Senin incindiğin benimse
Yollara düştüğümdür yeniden”(*)
Herkesin baş etme biçimi farklıdır. Kimi donar kalır kimi oradan uzaklaşır. Kalbimizi açtığımız her serüven, bir yerinde acı barındırır. Burnumuzun direği sızlayacak, gözümüz kararacaktır. Yolun sonunda görünen o ışık yokmuş gibi! Ve yolculuk, tam da bu acının, tüm varlığımızı felç etmesine izin verdiğimizde başlar.
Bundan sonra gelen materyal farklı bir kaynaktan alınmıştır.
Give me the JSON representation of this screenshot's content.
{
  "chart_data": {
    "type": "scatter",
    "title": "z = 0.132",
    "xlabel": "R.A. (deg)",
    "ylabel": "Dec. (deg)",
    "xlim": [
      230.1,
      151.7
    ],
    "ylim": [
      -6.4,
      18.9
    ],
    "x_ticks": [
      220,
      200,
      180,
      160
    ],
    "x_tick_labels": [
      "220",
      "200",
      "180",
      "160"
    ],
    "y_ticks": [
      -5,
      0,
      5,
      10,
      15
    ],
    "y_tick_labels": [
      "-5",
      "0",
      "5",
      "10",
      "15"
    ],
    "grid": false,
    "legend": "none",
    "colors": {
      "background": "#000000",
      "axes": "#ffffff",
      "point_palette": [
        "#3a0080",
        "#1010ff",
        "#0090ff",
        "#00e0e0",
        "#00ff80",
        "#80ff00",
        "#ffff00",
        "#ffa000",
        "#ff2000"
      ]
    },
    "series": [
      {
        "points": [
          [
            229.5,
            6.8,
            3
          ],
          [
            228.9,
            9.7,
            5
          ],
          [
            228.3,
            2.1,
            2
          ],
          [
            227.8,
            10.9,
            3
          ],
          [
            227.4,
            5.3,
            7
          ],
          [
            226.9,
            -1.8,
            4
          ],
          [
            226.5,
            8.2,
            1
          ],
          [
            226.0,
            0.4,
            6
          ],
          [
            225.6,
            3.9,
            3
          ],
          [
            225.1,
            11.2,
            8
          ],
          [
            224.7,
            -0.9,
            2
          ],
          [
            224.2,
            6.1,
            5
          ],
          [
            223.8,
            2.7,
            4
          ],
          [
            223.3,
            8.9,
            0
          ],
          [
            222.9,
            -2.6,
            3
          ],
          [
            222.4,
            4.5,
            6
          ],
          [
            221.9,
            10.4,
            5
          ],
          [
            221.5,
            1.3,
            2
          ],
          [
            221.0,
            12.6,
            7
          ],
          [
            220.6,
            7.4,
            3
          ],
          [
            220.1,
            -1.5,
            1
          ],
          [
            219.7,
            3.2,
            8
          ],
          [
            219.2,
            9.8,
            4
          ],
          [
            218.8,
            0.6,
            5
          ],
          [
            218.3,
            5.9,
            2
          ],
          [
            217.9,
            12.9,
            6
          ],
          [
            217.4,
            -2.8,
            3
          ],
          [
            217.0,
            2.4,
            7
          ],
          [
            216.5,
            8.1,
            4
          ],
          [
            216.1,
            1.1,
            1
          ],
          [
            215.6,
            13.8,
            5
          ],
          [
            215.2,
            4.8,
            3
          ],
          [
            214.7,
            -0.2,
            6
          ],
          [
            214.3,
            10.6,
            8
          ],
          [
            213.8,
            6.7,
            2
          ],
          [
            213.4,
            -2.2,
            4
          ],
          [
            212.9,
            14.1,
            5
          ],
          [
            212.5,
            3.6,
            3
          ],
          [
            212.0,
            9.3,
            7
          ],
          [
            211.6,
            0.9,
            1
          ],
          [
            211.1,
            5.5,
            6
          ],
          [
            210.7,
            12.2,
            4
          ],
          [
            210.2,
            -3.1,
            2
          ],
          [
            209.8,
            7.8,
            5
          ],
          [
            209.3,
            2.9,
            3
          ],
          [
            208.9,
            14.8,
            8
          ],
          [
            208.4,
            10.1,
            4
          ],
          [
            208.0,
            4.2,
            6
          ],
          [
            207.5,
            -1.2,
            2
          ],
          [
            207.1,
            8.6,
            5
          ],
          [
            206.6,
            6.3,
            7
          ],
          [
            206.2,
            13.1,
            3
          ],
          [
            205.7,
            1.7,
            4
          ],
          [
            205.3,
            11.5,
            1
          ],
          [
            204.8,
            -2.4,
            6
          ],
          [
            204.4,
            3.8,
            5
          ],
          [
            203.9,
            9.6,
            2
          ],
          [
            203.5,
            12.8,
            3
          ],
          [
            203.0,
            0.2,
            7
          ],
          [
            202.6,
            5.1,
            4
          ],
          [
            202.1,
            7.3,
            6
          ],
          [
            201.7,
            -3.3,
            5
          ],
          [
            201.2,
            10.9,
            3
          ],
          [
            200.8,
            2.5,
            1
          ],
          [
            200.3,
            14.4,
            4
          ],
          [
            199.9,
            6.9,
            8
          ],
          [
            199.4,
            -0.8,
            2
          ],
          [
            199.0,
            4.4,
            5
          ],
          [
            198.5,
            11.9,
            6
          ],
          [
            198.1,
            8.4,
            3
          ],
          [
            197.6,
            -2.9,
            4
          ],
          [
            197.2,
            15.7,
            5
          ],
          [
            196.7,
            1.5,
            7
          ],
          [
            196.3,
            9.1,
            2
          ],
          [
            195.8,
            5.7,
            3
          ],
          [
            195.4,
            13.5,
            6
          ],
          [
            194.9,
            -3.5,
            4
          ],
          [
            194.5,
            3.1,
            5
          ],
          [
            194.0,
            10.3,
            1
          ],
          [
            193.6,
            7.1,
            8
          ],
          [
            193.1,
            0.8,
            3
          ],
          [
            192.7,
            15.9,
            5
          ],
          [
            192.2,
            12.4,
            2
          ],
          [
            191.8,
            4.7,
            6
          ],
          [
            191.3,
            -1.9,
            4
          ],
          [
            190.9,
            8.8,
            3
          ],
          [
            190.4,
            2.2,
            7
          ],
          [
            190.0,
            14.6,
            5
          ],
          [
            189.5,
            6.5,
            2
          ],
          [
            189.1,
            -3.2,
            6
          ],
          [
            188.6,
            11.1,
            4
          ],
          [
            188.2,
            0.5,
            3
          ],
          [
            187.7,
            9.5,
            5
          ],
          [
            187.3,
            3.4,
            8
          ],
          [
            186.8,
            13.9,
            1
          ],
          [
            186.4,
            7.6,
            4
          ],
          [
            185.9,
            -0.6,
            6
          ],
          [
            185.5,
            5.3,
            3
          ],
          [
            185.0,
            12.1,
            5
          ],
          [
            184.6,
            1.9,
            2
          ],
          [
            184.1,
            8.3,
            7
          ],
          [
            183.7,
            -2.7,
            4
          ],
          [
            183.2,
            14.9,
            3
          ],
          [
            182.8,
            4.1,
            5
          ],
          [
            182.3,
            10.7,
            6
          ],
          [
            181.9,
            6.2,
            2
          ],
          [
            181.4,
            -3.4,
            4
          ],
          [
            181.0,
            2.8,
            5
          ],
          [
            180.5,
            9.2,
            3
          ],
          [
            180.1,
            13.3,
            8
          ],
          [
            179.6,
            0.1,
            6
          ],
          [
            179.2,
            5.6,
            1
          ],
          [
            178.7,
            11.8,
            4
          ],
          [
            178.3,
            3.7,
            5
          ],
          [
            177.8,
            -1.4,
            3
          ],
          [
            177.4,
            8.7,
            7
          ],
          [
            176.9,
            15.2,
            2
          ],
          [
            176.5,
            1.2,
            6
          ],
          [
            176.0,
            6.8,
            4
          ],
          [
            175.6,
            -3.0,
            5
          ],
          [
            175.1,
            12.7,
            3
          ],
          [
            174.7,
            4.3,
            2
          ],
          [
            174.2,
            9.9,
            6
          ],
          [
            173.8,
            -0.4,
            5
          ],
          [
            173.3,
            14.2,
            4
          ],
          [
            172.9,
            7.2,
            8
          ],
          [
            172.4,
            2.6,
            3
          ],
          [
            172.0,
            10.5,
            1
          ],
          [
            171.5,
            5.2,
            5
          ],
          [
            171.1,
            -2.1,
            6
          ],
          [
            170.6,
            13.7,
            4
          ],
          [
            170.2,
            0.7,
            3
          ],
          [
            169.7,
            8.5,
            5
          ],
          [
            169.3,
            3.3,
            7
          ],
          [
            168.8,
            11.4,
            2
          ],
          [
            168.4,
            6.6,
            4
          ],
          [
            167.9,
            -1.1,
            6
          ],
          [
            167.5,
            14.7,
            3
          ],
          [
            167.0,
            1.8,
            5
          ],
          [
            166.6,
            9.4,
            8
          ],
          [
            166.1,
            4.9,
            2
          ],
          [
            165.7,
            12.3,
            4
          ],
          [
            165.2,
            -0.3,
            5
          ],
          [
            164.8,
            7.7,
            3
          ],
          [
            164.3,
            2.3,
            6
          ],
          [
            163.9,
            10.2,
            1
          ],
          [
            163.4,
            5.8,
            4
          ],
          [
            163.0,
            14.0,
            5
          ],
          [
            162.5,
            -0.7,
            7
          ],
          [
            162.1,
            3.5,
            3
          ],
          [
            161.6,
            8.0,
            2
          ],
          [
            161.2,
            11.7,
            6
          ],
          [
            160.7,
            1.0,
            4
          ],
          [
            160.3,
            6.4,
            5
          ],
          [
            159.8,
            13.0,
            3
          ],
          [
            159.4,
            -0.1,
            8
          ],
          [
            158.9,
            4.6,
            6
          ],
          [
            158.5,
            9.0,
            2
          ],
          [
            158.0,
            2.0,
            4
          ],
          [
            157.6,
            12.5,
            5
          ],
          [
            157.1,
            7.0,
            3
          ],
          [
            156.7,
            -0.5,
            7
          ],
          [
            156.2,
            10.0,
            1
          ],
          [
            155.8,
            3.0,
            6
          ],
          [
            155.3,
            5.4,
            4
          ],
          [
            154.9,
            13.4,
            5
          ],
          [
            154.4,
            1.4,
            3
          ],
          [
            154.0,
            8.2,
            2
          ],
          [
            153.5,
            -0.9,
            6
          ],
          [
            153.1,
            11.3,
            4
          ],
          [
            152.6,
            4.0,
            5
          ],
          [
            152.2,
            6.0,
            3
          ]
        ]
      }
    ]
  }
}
Yeni bir kapı aralanır. Kendimizi acıdan koruyamayız. Onun olmadığı bir hikâyede, yaşıyor sayılmayız. Bize, hâlâ yaşıyor olduğumuzu hatırlatır. Onunla yaşayan bir varlığa dönüşme şansı kazanırız. Acı veren, aynı zamanda uyandırır. Tüm bunların ne için olduğu anlaşılır.
“Biten bir aşk için
Söylenecek söz şu olmalı:
– Güzeldi yine de”(*)
Güzeldir çünkü. Bir adım daha yaklaşır insan kendine. Cennete ve cehenneme, dans ederken bulur kendini o kılıçtan keskin, kıldan ince köprüde. Kanatları varmış aslında! Uçar bulur kendini, tam da hikâyesinin sonunun geldiğini düşündüğü anda. Kanat, dünyaya kendisiyle birlikte getirdiği hediyedir. Uçmak, onu dünyaya vermek ve dünyadan kendini almak, böylelikle sonsuzlaşmak demektir. O, herkesin hep özlediğidir.
“Hiç kimse bir aşkı
Onarmaya kalkmasın
Kaybedilmeye değer
En güzel anında bitirilmişse eğer”(*)
Aşk onarılmaz. O onarır. Geçmişin kırıp geçtiklerini… Kırılmak acı verir. Zinciri kıracak şey de bundan başkası değildir. Eski bir şarkı hatırlıyorum: “Yaşamak zevki verir ruhuma sonsuz kederin.” İlk duyduğumda, nasıl biri böyle bir söz edebilir diye düşünmüştüm. Şimdi ne demek istediğini biraz daha anlıyorum.
Hissetmenin ağırlığı altında yorgun, kalplerini derin okyanuslara gömen yaşayan ölülerin dünyasında, onlardan biri olmaktansa kalbini göğsünde tutmayı başarmak, epey devrimci bir eylemmiş.
-Ama anne, acıyor!
-Hayır çocuğum, yaşıyor! Senin kalbin, yaşıyor.
Ve ancak yaşayanlar, yaşayanları ve artık kendisi için çok geç olanları fark edebiliyor.
Kalbinize bakın! Acıyor mu? Öyleyse umut var! Çok şükür.